Manage inflammation to protect your gut health this fall season.

Inflammation is a normal response to injury or infection, but it can be beneficial in the short term. However, if inflammation is not controlled, it can cause pain and discomfort, and lead to more serious health problems.

If you experience symptoms of inflammation such as joint pain or swelling (especially in your fingers), fatigue that doesn't get better with rest or exercise, headaches or migraines that aren't caused by sinus issues or allergies--and especially if they're accompanied by fevers--you should talk with your doctor about getting tested for rheumatoid arthritis (RA).

You can improve your gut health by making some changes to what you eat, what supplements you take, and how you manage stress and anxiety in your life

You can improve your gut health by making some changes to what you eat, what supplements you take, and how you manage stress and anxiety in your life.

  • Eat a diet rich in prebiotics and probiotics. Prebiotics are fibers that feed the good bacteria in our guts, while probiotics are the actual live cultures of beneficial microorganisms (like lactobacillus or bifidobacterium).

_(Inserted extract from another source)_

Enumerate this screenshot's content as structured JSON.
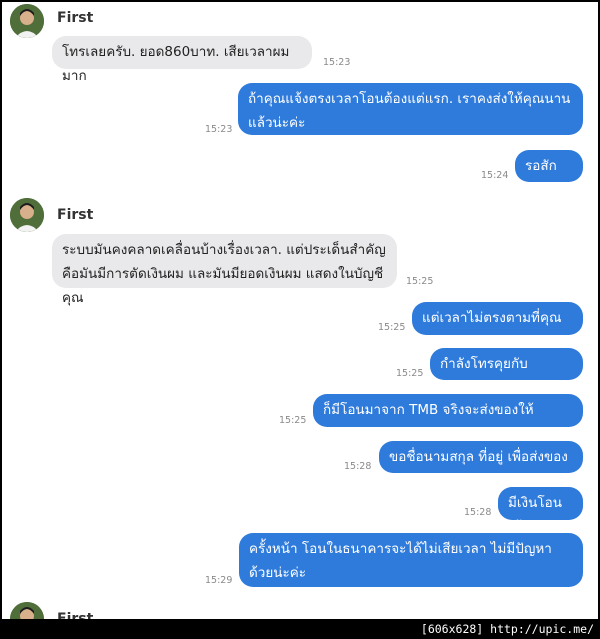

Make sure to include plenty of fruits and vegetables along with fermented foods like yogurt or sauerkraut at every meal, as well as kefir (a fermented milk drink) if dairy isn't problematic for you--these foods are all rich sources of these types of nutrients!
  • Take a high-quality multivitamin/mineral supplement each day containing vitamins A, B complex (especially B12), C & D as well as zinc because all these nutrients play an important role in supporting healthy immune function which helps keep inflammation down so it doesn't lead back into leaky gut syndrome again later on down south inside our intestines where most people don't even realize there's anything wrong until something goes wrong!"

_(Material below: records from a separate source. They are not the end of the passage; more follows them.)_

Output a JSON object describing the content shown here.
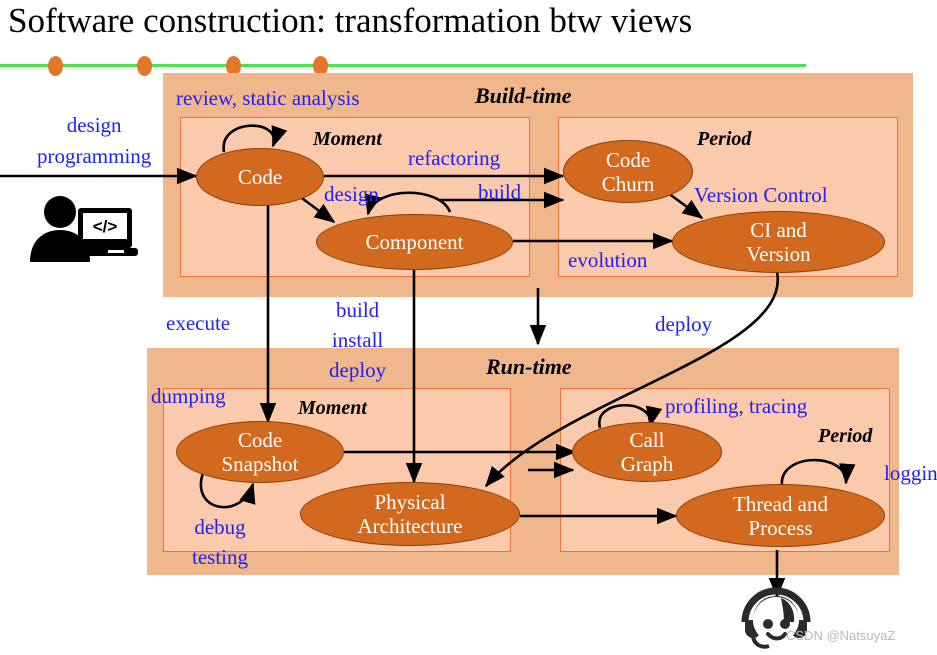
{
  "slide": {
    "title": "Software construction: transformation btw views",
    "watermark": "CSDN @NatsuyaZ"
  },
  "decor": {
    "rule_color": "#4BE24B",
    "dot_color": "#E2772A",
    "dot_count": 4
  },
  "palette": {
    "outer_panel": "#F0B78C",
    "inner_panel": "#FBC9AC",
    "inner_border": "#E8763C",
    "node_fill": "#D2691E",
    "node_text": "#FFFFFF",
    "label_blue": "#2222EE",
    "arrow": "#000000",
    "title_text": "#000000",
    "watermark_text": "#B9B9B9"
  },
  "phases": [
    {
      "id": "build-time",
      "title": "Build-time",
      "panels": [
        {
          "id": "build-moment",
          "title": "Moment"
        },
        {
          "id": "build-period",
          "title": "Period"
        }
      ]
    },
    {
      "id": "run-time",
      "title": "Run-time",
      "panels": [
        {
          "id": "run-moment",
          "title": "Moment"
        },
        {
          "id": "run-period",
          "title": "Period"
        }
      ]
    }
  ],
  "nodes": [
    {
      "id": "code",
      "label": "Code"
    },
    {
      "id": "component",
      "label": "Component"
    },
    {
      "id": "code-churn",
      "label": "Code\nChurn"
    },
    {
      "id": "ci-and-version",
      "label": "CI and\nVersion"
    },
    {
      "id": "code-snapshot",
      "label": "Code\nSnapshot"
    },
    {
      "id": "physical-architecture",
      "label": "Physical\nArchitecture"
    },
    {
      "id": "call-graph",
      "label": "Call\nGraph"
    },
    {
      "id": "thread-and-process",
      "label": "Thread and\nProcess"
    }
  ],
  "edge_labels": [
    {
      "id": "design-programming",
      "text": "design\nprogramming"
    },
    {
      "id": "review-static-analysis",
      "text": "review, static analysis"
    },
    {
      "id": "refactoring",
      "text": "refactoring"
    },
    {
      "id": "design",
      "text": "design"
    },
    {
      "id": "build",
      "text": "build"
    },
    {
      "id": "version-control",
      "text": "Version Control"
    },
    {
      "id": "evolution",
      "text": "evolution"
    },
    {
      "id": "execute",
      "text": "execute"
    },
    {
      "id": "build-install-deploy",
      "text": "build\ninstall\ndeploy"
    },
    {
      "id": "deploy",
      "text": "deploy"
    },
    {
      "id": "dumping",
      "text": "dumping"
    },
    {
      "id": "debug-testing",
      "text": "debug\ntesting"
    },
    {
      "id": "profiling-tracing",
      "text": "profiling, tracing"
    },
    {
      "id": "logging",
      "text": "logging"
    }
  ],
  "icons": [
    {
      "id": "developer-icon",
      "glyph": "</>",
      "meaning": "developer writing code at a laptop"
    },
    {
      "id": "end-user-icon",
      "glyph": "",
      "meaning": "end user with headset"
    }
  ]
}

We hope this article has helped you understand how to take care of your gut health this fall season. As we mentioned above, there are plenty of ways to improve your digestive system, but they all come down to making some small changes to what you eat and how much stress you have in your life. By following our tips above and keeping an eye on these things as they change over time (like during the seasons),ns), then it should be easy for anyone to keep their tummy feeling good!